Имя ему подходит идеально. Сильное. Запоминающееся. И он произносит его так, будто не может быть кем-то другим.
«Дом», — тихо говорю я, словно пробуя вкус.
Он проводит большим пальцем по моим костяшкам. «Приятно официально познакомиться с тобой, Вэл».
"Мне тоже."
«Во сколько, ты сказала, начинается посадка на твой рейс?»
Мне нужно сосредоточиться, вспомнить, где мы находимся. «6:05».
Доминик смотрит на часы. «Пятнадцать минут». Я на мгновение задумываюсь, будет ли время перекусить перед посадкой, ведь выброшенне мной печенье должно было стать моим ужином. «А где твой выход на посадку?»
«Эм, двадцать четыре, я думаю. Прямо по коридору».
Кончик его языка высовывается между губ, когда он облизывает резец. «Скажи мне, что ты едешь в Миннеаполис».
Клянусь, у меня сердце замирает в груди.
«Я еду в Миннеаполис», — практически шепчу я.
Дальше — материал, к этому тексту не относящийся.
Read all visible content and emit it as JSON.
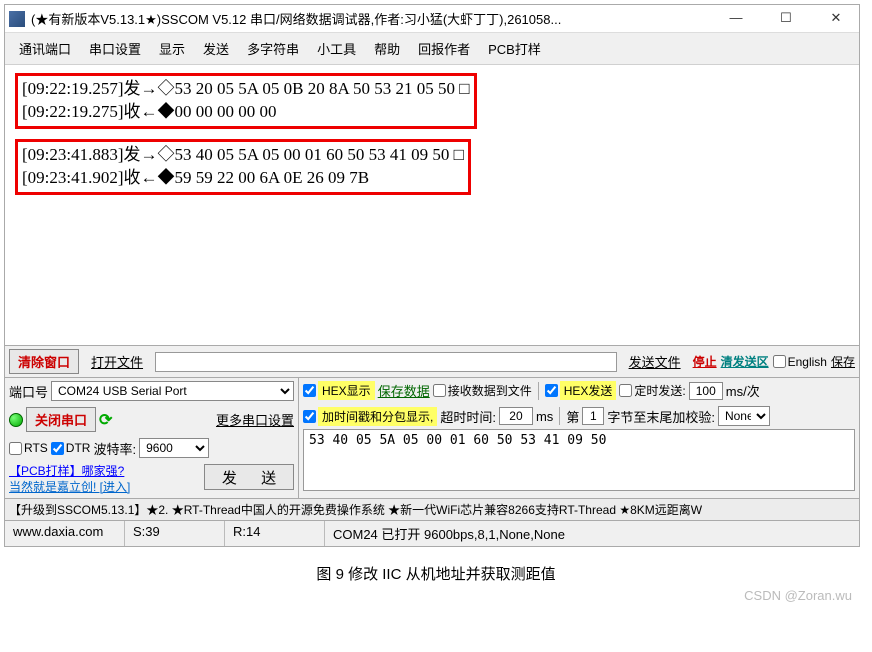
{
  "titlebar": {
    "text": "(★有新版本V5.13.1★)SSCOM V5.12 串口/网络数据调试器,作者:习小猛(大虾丁丁),261058...",
    "min": "—",
    "max": "☐",
    "close": "✕"
  },
  "menubar": {
    "items": [
      "通讯端口",
      "串口设置",
      "显示",
      "发送",
      "多字符串",
      "小工具",
      "帮助",
      "回报作者",
      "PCB打样"
    ]
  },
  "output": {
    "block1_line1": "[09:22:19.257]发→◇53 20 05 5A 05 0B 20 8A 50 53 21 05 50 □",
    "block1_line2": "[09:22:19.275]收←◆00 00 00 00 00",
    "block2_line1": "[09:23:41.883]发→◇53 40 05 5A 05 00 01 60 50 53 41 09 50 □",
    "block2_line2": "[09:23:41.902]收←◆59 59 22 00 6A 0E 26 09 7B"
  },
  "fileRow": {
    "clear": "清除窗口",
    "open": "打开文件",
    "path": "",
    "sendFile": "发送文件",
    "stop": "停止",
    "clearSend": "清发送区",
    "english": "English",
    "save": "保存"
  },
  "leftPanel": {
    "portLabel": "端口号",
    "portValue": "COM24 USB Serial Port",
    "closePort": "关闭串口",
    "moreSettings": "更多串口设置",
    "rts": "RTS",
    "dtr": "DTR",
    "baudLabel": "波特率:",
    "baudValue": "9600",
    "pcbLine1": "【PCB打样】哪家强?",
    "pcbLine2": "当然就是嘉立创! [进入]",
    "sendBtn": "发 送"
  },
  "rightPanel": {
    "hexShow": "HEX显示",
    "saveData": "保存数据",
    "recvToFile": "接收数据到文件",
    "hexSend": "HEX发送",
    "timedSend": "定时发送:",
    "timedVal": "100",
    "timedUnit": "ms/次",
    "timestamp": "加时间戳和分包显示,",
    "timeoutLabel": "超时时间:",
    "timeoutVal": "20",
    "timeoutUnit": "ms",
    "nthLabel": "第",
    "nthVal": "1",
    "nthSuffix": "字节至末尾加校验:",
    "checksum": "None",
    "sendData": "53 40 05 5A 05 00 01 60 50 53 41 09 50"
  },
  "footer": {
    "ad": "【升级到SSCOM5.13.1】★2.  ★RT-Thread中国人的开源免费操作系统  ★新一代WiFi芯片兼容8266支持RT-Thread  ★8KM远距离W",
    "url": "www.daxia.com",
    "s": "S:39",
    "r": "R:14",
    "status": "COM24 已打开  9600bps,8,1,None,None"
  },
  "caption": "图 9 修改 IIC 从机地址并获取测距值",
  "watermark": "CSDN @Zoran.wu"
}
«С такой удачей я испытываю искушение поменять билеты и полететь в Вегас. Ты можешь стать моим талисманом. Выиграешь мне целое состояние».
Мой смех немного сдавлен. «Может быть, если бы ты не потратил все свои деньги на покупку мне новой сумки, тебе не пришлось бы играть в азартные игры ради своей пенсии».
«Ты меня ранишь». Он прижимает большую татуированную руку к груди. «Мне может быть и сорок один, но я еще не готов уйти на пенсию».
«О, я не имела в виду…» Я замолкаю, поскольку мой мозг начинает производить подсчеты.
«Я дразню тебя, Мелкая». Он отпускает мою руку, и я смутно понимаю, что на самом деле мы так и не пожали друг другу руки. Мы просто стояли здесь, держась за руки. «Ну, пошли». Он кладет ладонь мне между плеч, выгоняя меня из магазина. «У нас как раз достаточно времени, прежде чем мы сядем на борт».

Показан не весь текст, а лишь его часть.